SpacemiT K3 : le premier CPU IA RISC-V en production de masse conforme RVA23

SpacemiT, un fondeur chinois de cœurs RISC-V, a publié fin janvier 2026 son K3 — présenté comme le premier CPU IA RISC-V en production de masse conforme au profil RVA23. C’est une annonce qui mérite d’être lue à froid : elle combine du matériel, un standard, et une démonstration d’inférence locale sur un processeur non x86/ARM. Ce que le K3 revendique :

  • 8 gros cœurs de calcul X100 + 8 cœurs IA ultra-larges A100 sur le même die ;
  • 130 KDMIPS de puissance de calcul générique ;
  • 60 TOPS de puissance IA ;
  • unité vectorielle 1024 bits avec inférence FP8 native ;
  • virtualisation au niveau du chip ;
  • exécution native de modèles de 30 milliards de paramètres.

Une architecture « fusionnée »

Le K3 n’est pas un CPU classique avec un NPU collé dessus : il mêle les cœurs de calcul générique et les cœurs IA dans une même puce, avec interconnexion cohérente sur le plan des données.
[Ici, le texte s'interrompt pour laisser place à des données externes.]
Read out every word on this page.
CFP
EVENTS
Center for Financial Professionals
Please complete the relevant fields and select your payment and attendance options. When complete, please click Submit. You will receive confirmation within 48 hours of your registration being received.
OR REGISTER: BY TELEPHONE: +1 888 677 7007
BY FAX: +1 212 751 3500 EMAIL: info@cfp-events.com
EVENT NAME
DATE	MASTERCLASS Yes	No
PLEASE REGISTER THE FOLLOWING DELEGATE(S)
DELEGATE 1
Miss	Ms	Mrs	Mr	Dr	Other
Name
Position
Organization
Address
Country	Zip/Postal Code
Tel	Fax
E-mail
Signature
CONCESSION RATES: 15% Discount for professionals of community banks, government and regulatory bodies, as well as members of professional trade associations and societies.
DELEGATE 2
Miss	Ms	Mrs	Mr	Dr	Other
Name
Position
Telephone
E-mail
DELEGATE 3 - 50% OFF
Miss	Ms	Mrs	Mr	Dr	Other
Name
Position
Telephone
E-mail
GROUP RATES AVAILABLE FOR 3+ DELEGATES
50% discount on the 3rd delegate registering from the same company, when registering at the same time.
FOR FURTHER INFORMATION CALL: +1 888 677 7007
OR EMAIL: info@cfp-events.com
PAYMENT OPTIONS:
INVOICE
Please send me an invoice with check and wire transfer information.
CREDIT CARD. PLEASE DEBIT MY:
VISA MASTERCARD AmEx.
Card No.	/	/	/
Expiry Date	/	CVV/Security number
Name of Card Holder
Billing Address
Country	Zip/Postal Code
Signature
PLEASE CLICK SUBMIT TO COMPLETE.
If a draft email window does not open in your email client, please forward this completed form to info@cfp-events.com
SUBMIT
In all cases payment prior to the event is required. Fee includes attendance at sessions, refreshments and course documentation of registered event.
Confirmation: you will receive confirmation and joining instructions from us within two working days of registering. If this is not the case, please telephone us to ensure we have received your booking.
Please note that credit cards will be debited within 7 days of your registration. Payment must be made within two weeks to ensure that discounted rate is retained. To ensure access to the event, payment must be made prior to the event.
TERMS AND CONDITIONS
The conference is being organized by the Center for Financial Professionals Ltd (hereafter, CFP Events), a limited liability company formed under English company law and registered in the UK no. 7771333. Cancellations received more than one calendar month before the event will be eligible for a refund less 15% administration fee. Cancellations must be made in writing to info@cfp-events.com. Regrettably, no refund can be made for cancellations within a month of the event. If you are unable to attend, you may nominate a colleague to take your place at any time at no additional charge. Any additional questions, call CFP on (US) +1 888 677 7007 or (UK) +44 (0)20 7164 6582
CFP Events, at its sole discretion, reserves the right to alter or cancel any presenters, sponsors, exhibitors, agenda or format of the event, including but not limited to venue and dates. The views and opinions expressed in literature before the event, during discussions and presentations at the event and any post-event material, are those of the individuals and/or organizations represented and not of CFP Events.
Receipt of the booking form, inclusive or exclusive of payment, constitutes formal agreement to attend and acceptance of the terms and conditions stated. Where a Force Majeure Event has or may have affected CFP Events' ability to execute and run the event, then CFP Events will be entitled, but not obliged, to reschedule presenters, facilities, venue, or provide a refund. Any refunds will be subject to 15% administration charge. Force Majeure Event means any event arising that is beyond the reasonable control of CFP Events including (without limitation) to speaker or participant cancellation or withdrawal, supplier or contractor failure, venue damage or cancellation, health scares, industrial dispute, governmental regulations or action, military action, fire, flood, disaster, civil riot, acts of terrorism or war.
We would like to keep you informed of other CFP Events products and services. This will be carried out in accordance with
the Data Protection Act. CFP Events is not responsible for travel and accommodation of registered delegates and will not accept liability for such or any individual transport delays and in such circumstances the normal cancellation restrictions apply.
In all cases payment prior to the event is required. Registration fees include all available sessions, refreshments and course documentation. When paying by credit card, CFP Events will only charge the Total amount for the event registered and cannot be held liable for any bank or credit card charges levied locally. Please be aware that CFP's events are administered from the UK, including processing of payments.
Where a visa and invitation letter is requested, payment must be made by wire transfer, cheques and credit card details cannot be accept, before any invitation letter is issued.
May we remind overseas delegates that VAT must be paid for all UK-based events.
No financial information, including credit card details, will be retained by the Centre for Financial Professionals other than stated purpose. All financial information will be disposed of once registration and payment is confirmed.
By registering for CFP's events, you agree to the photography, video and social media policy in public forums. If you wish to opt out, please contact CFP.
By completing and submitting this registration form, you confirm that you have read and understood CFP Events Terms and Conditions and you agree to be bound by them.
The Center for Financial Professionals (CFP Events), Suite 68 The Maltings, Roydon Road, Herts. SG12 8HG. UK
L’idée est de réduire la latence entre l’inférence et le contrôle, et de s’adresser directement au cas des modèles de taille moyenne qui tournent sur station ou serveur edge. Le K3 se positionne donc au-dessus du K1 de SpacemiT, qui a dépassé les 150 000 unités livrées (200 000 au total pour la famille des CPU IA RISC-V de l’entreprise), ce qui en fait l’un des plus gros volumes de RISC-V IA en production au monde.

Pourquoi le K3 est un signal fort

Trois éléments font du K3 plus qu’un produit : son conformité RVA23 (donc interopérabilité avec le standard serveur que les US et l’Europe normalisent), sa capacité à faire tourner un 30B localement (un jalon pour l’IA de bord), et son ancrage R&D de plus de 1 200 jours. Le tout a permis à SpacemiT de clôturer une levée de plusieurs centaines de millions de yuans (série B), positionnant le RISC-V comme un axe de souveraineté pour les puces chinoises — ce que confirme le chef de l’entreprise, cité dans la présentation : « les architectures ouvertes créent un nouveau chemin pour les puces chinoises de s’intégrer plus naturellement dans l’écosystème technologique mondial ».

Le message sous-jacent est important : le RISC-V, loin d’être un « sous-sol » limité à l’IoT, est désormais une plateforme crédible pour l’IA embarquée et le datacenter, et la Chine a pris une position de leadership sur cette niche.

Ce qu’il faut surveiller

Le K3 est en production, mais son adoptions commerciale reste à démontrer au-delà de la Chine. Les benchmarks tierces, l’écosystème logiciel (compilateurs, frameworks, drivers), et la capacité de SpacemiT à livrer à l’international seront les prochains indicateurs. Une chose est claire : le seuil psychologique « RISC-V = basse performance » a été franchi.